Eating breakfast in tense silence makes me want to go to school earlier than usual to get away from it all. By the time eight o’clock rolls around, Law is grabbing my bag, and I’m sighing with relief as he closes my door in his car.
“Tell me about your mom.” I blink rapidly. I hadn’t expected that, but something’s on Law’s mind.
“She was in an accident when I was little; she couldn’t work. Soon, drinking became easier than living with her pain and the failure she often felt.” I hate talking about her when she was like that.
“That’s how she died?” He looks at me as we stop at a red light. “Her liver failed?”

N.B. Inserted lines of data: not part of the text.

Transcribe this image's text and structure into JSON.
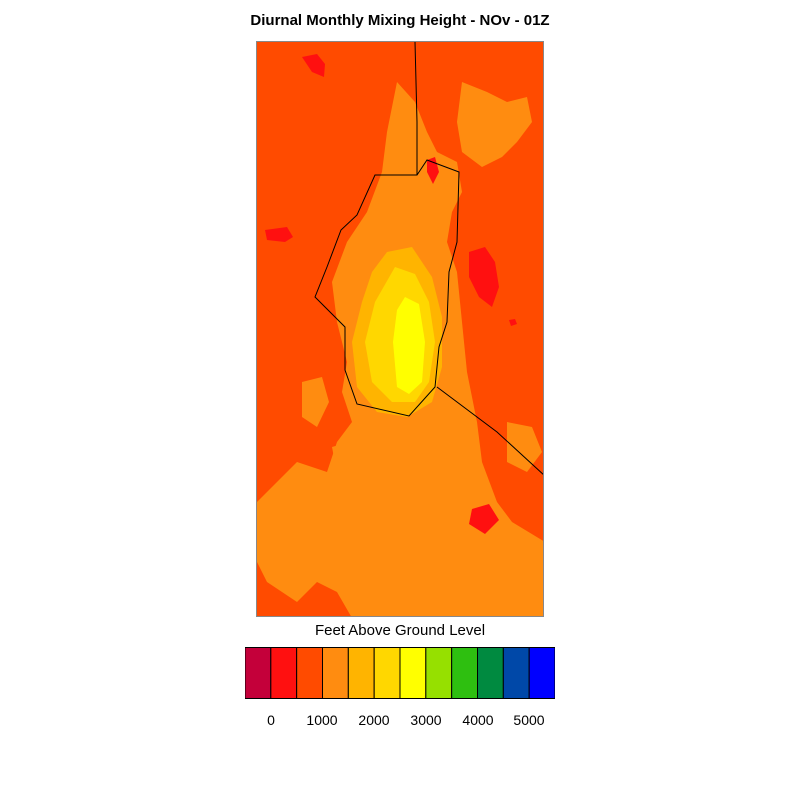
{
  "title": "Diurnal Monthly Mixing Height - NOv - 01Z",
  "colorbar": {
    "label": "Feet Above Ground Level",
    "colors": [
      "#c4003a",
      "#ff1010",
      "#ff4b00",
      "#ff8c10",
      "#ffb400",
      "#ffd700",
      "#ffff00",
      "#96e000",
      "#2ebf10",
      "#008a40",
      "#0048a8",
      "#0000ff"
    ],
    "tick_labels": [
      "0",
      "1000",
      "2000",
      "3000",
      "4000",
      "5000"
    ]
  },
  "map_colors": {
    "base": "#ff4b00",
    "light_orange": "#ff8c10",
    "amber": "#ffb400",
    "gold": "#ffd700",
    "yellow": "#ffff00",
    "red": "#ff1010",
    "boundary": "#000000"
  }
}
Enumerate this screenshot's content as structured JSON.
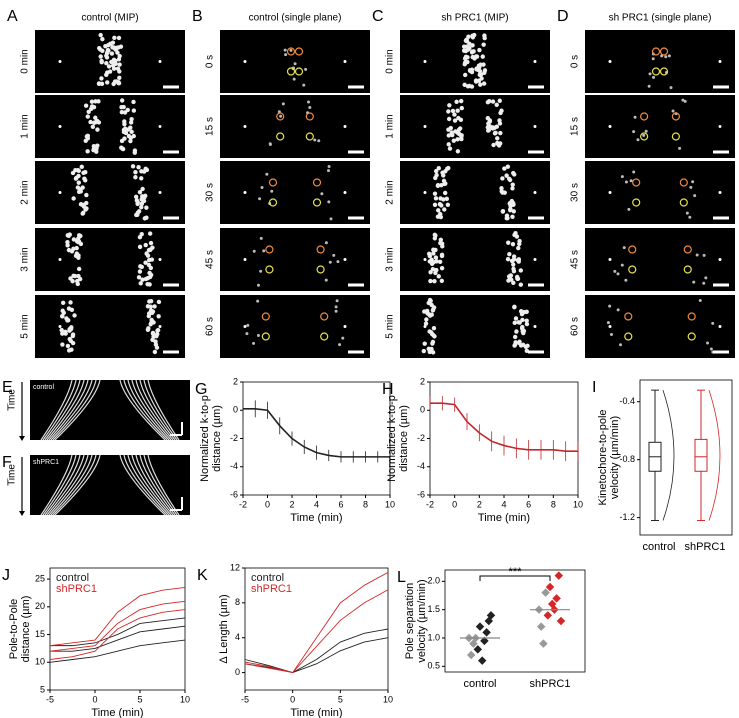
{
  "figure": {
    "panels": [
      {
        "label": "A",
        "title": "control (MIP)",
        "frames": [
          "0 min",
          "1 min",
          "2 min",
          "3 min",
          "5 min"
        ]
      },
      {
        "label": "B",
        "title": "control (single plane)",
        "frames": [
          "0 s",
          "15 s",
          "30 s",
          "45 s",
          "60 s"
        ]
      },
      {
        "label": "C",
        "title": "sh PRC1 (MIP)",
        "frames": [
          "0 min",
          "1 min",
          "2 min",
          "3 min",
          "5 min"
        ]
      },
      {
        "label": "D",
        "title": "sh PRC1 (single plane)",
        "frames": [
          "0 s",
          "15 s",
          "30 s",
          "45 s",
          "60 s"
        ]
      }
    ],
    "kymographs": [
      {
        "label": "E",
        "name": "control",
        "axis": "Time"
      },
      {
        "label": "F",
        "name": "shPRC1",
        "axis": "Time"
      }
    ]
  },
  "chart_data": [
    {
      "panel": "G",
      "type": "line",
      "ylabel": [
        "Normalized k-to-p",
        "distance (µm)"
      ],
      "xlabel": "Time (min)",
      "x": [
        -2,
        -1,
        0,
        1,
        2,
        3,
        4,
        5,
        6,
        7,
        8,
        9,
        10
      ],
      "series": [
        {
          "color": "#222222",
          "values": [
            0.1,
            0.1,
            0.0,
            -1.1,
            -2.0,
            -2.6,
            -3.0,
            -3.2,
            -3.3,
            -3.3,
            -3.3,
            -3.3,
            -3.3
          ],
          "errors": [
            0.6,
            0.6,
            0.6,
            0.6,
            0.5,
            0.5,
            0.5,
            0.4,
            0.4,
            0.4,
            0.4,
            0.4,
            0.4
          ]
        }
      ],
      "xlim": [
        -2,
        10
      ],
      "xticks": [
        -2,
        0,
        2,
        4,
        6,
        8,
        10
      ],
      "ylim": [
        -6,
        2
      ],
      "yticks": [
        -6,
        -4,
        -2,
        0,
        2
      ]
    },
    {
      "panel": "H",
      "type": "line",
      "ylabel": [
        "Normalized k-to-p",
        "distance (µm)"
      ],
      "xlabel": "Time (min)",
      "x": [
        -2,
        -1,
        0,
        1,
        2,
        3,
        4,
        5,
        6,
        7,
        8,
        9,
        10
      ],
      "series": [
        {
          "color": "#c0282d",
          "values": [
            0.5,
            0.5,
            0.4,
            -0.8,
            -1.6,
            -2.2,
            -2.5,
            -2.7,
            -2.8,
            -2.8,
            -2.8,
            -2.9,
            -2.9
          ],
          "errors": [
            0.5,
            0.5,
            0.5,
            0.6,
            0.6,
            0.7,
            0.7,
            0.7,
            0.7,
            0.7,
            0.7,
            0.7,
            0.7
          ]
        }
      ],
      "xlim": [
        -2,
        10
      ],
      "xticks": [
        -2,
        0,
        2,
        4,
        6,
        8,
        10
      ],
      "ylim": [
        -6,
        2
      ],
      "yticks": [
        -6,
        -4,
        -2,
        0,
        2
      ]
    },
    {
      "panel": "I",
      "type": "box",
      "ylabel": [
        "Kinetochore-to-pole",
        "velocity (µm/min)"
      ],
      "categories": [
        "control",
        "shPRC1"
      ],
      "colors": [
        "#222222",
        "#d62728"
      ],
      "boxes": [
        {
          "whislo": -1.22,
          "q1": -0.88,
          "med": -0.78,
          "q3": -0.68,
          "whishi": -0.32
        },
        {
          "whislo": -1.22,
          "q1": -0.88,
          "med": -0.78,
          "q3": -0.66,
          "whishi": -0.32
        }
      ],
      "ylim": [
        -1.32,
        -0.25
      ],
      "yticks": [
        -1.2,
        -0.8,
        -0.4
      ]
    },
    {
      "panel": "J",
      "type": "line",
      "ylabel": [
        "Pole-to-Pole",
        "distance (µm)"
      ],
      "xlabel": "Time (min)",
      "x": [
        -5,
        -2.5,
        0,
        2.5,
        5,
        7.5,
        10
      ],
      "series": [
        {
          "name": "control",
          "color": "#222222",
          "traces": [
            [
              12,
              12,
              12.5,
              14,
              15.5,
              16,
              16.5
            ],
            [
              10,
              10.5,
              11,
              12,
              13,
              13.5,
              14
            ],
            [
              13,
              13,
              13.5,
              15,
              17,
              17.5,
              18
            ]
          ]
        },
        {
          "name": "shPRC1",
          "color": "#d62728",
          "traces": [
            [
              12,
              12.5,
              13,
              17,
              19.5,
              20.5,
              21
            ],
            [
              10.5,
              11,
              12,
              16,
              18,
              19,
              19.5
            ],
            [
              13,
              13.5,
              14,
              19,
              22,
              23,
              23.5
            ]
          ]
        }
      ],
      "xlim": [
        -5,
        10
      ],
      "xticks": [
        -5,
        0,
        5,
        10
      ],
      "ylim": [
        5,
        27
      ],
      "yticks": [
        5,
        10,
        15,
        20,
        25
      ]
    },
    {
      "panel": "K",
      "type": "line",
      "ylabel": [
        "Δ Length (µm)"
      ],
      "xlabel": "Time (min)",
      "x": [
        -5,
        -2.5,
        0,
        2.5,
        5,
        7.5,
        10
      ],
      "series": [
        {
          "name": "control",
          "color": "#222222",
          "traces": [
            [
              1,
              0.6,
              0,
              1.5,
              3.5,
              4.5,
              5
            ],
            [
              1.5,
              0.8,
              0,
              1,
              2.5,
              3.5,
              4
            ]
          ]
        },
        {
          "name": "shPRC1",
          "color": "#d62728",
          "traces": [
            [
              1,
              0.5,
              0,
              3,
              6,
              8,
              9.5
            ],
            [
              1.2,
              0.7,
              0,
              4,
              8,
              10,
              11.5
            ]
          ]
        }
      ],
      "xlim": [
        -5,
        10
      ],
      "xticks": [
        -5,
        0,
        5,
        10
      ],
      "ylim": [
        -2,
        12
      ],
      "yticks": [
        0,
        4,
        8,
        12
      ]
    },
    {
      "panel": "L",
      "type": "strip",
      "ylabel": [
        "Pole separation",
        "velocity (µm/min)"
      ],
      "categories": [
        "control",
        "shPRC1"
      ],
      "colors": [
        "#222222",
        "#d62728"
      ],
      "points": [
        [
          1.0,
          0.8,
          1.1,
          0.7,
          1.2,
          1.3,
          0.9,
          0.6,
          1.4,
          1.0,
          0.95
        ],
        [
          1.5,
          1.4,
          1.7,
          1.2,
          1.9,
          2.1,
          0.9,
          1.6,
          1.3,
          1.8,
          1.5
        ]
      ],
      "means": [
        1.0,
        1.5
      ],
      "annotation": "***",
      "ylim": [
        0.4,
        2.2
      ],
      "yticks": [
        0.5,
        {
          "value": 1.0,
          "label": "1.0"
        },
        1.5,
        {
          "value": 2.0,
          "label": "2.0"
        }
      ]
    }
  ]
}
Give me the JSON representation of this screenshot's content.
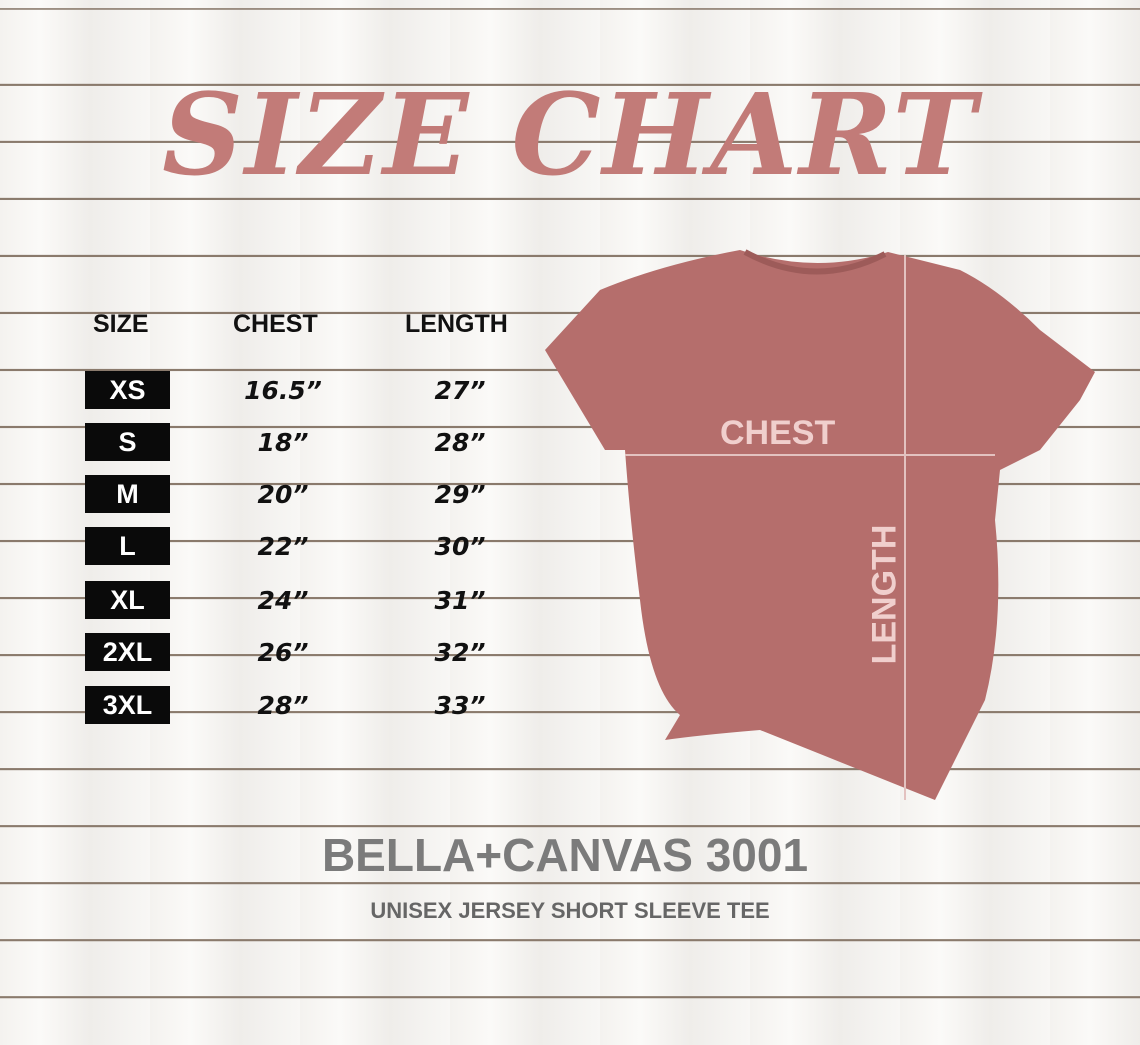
{
  "title": "SIZE CHART",
  "table": {
    "headers": [
      "SIZE",
      "CHEST",
      "LENGTH"
    ],
    "rows": [
      {
        "size": "XS",
        "chest": "16.5”",
        "length": "27”"
      },
      {
        "size": "S",
        "chest": "18”",
        "length": "28”"
      },
      {
        "size": "M",
        "chest": "20”",
        "length": "29”"
      },
      {
        "size": "L",
        "chest": "22”",
        "length": "30”"
      },
      {
        "size": "XL",
        "chest": "24”",
        "length": "31”"
      },
      {
        "size": "2XL",
        "chest": "26”",
        "length": "32”"
      },
      {
        "size": "3XL",
        "chest": "28”",
        "length": "33”"
      }
    ]
  },
  "shirt": {
    "chest_label": "CHEST",
    "length_label": "LENGTH",
    "color": "#b56e6c"
  },
  "brand": "BELLA+CANVAS 3001",
  "subtitle": "UNISEX JERSEY SHORT SLEEVE TEE",
  "colors": {
    "title": "#c27b78",
    "brand": "#7b7b7b"
  }
}
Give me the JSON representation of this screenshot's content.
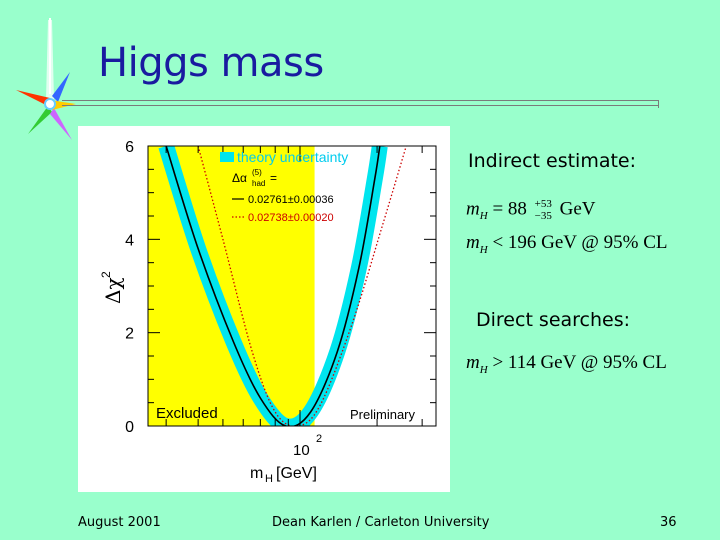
{
  "slide": {
    "title": "Higgs mass",
    "indirect_label": "Indirect estimate:",
    "indirect_lines": [
      {
        "symbol": "m",
        "subscript": "H",
        "relation": "= 88",
        "sup": "+53",
        "sub": "−35",
        "unit": "GeV"
      },
      {
        "symbol": "m",
        "subscript": "H",
        "relation": "< 196 GeV @ 95% CL"
      }
    ],
    "direct_label": "Direct searches:",
    "direct_line": {
      "symbol": "m",
      "subscript": "H",
      "relation": "> 114 GeV @ 95% CL"
    },
    "footer": {
      "date": "August 2001",
      "author": "Dean Karlen / Carleton University",
      "page": "36"
    }
  },
  "colors": {
    "background": "#99ffcc",
    "title": "#1a1aa0",
    "excluded_region": "#ffff00",
    "theory_band": "#00e5ee",
    "main_curve": "#000000",
    "alt_curve": "#cc0000"
  },
  "chart_data": {
    "type": "line",
    "xlabel_main": "m",
    "xlabel_sub": "H",
    "xlabel_unit": "[GeV]",
    "x_tick_label": "10",
    "x_tick_exp": "2",
    "ylabel": "Δχ",
    "ylabel_exp": "2",
    "ylim": [
      0,
      6
    ],
    "y_ticks": [
      "0",
      "2",
      "4",
      "6"
    ],
    "x_scale": "log",
    "excluded_upper_gev": 114,
    "legend": {
      "band_label": "theory uncertainty",
      "alpha_symbol": "Δα",
      "alpha_sup": "(5)",
      "alpha_sub": "had",
      "alpha_eq": "=",
      "series1_label": "0.02761±0.00036",
      "series2_label": "0.02738±0.00020"
    },
    "excluded_label": "Excluded",
    "preliminary_label": "Preliminary",
    "series": [
      {
        "style": "solid",
        "label": "0.02761±0.00036",
        "points": [
          [
            30,
            6.0
          ],
          [
            40,
            3.8
          ],
          [
            55,
            1.8
          ],
          [
            70,
            0.6
          ],
          [
            88,
            0.0
          ],
          [
            110,
            0.3
          ],
          [
            140,
            1.6
          ],
          [
            170,
            3.4
          ],
          [
            196,
            5.3
          ],
          [
            205,
            6.0
          ]
        ]
      },
      {
        "style": "dotted",
        "label": "0.02738±0.00020",
        "points": [
          [
            40,
            6.0
          ],
          [
            50,
            4.0
          ],
          [
            65,
            1.6
          ],
          [
            80,
            0.3
          ],
          [
            98,
            0.0
          ],
          [
            120,
            0.45
          ],
          [
            160,
            2.2
          ],
          [
            210,
            4.3
          ],
          [
            260,
            6.0
          ]
        ]
      }
    ]
  }
}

“It was a combination of liver failure and alcohol poisoning. She literally drank herself to death. Daddy moved us here a few months later. I hate what her addiction did to our lives.”
We’re both quiet again until we arrive at school. After carrying my bag to my locker and holding my books for my first class, Law kisses me on my cheek and says he’ll see me later before taking off to chase Dallas down.
Pushing the entire weird morning to the back of my mind, I prepare for a long, boring math class. I have zero interest in anything Mr. Richards is teaching, but I scribble notes until the bell rings an hour and a half later.
With a free period, I head to my locker to put my books away and grab a snack. I intend on going to the library for some quiet reading of Nora Roberts’ new novel. As I take the short way, down the back hallway and past the construction class, I see Dallas in the corner near the parking lot doors huddled up with someone else.
I’m not sure what shocks and upsets me more, the fact that Law is seemingly buying drugs from Dallas or that when Dallas sees me and yells, “Get out of here, Smelly Trucker,” Law looks up and says nothing.
Not as tears run down my cheeks.
Not as I turn and rush away.
Not as I wonder if I’ve lost yet another person I love to addiction.
It’s because of Dallas that I was bullied into Law’s arms, and now, I’m torn right back out, left to question everything I thought I knew about the wonderful boy.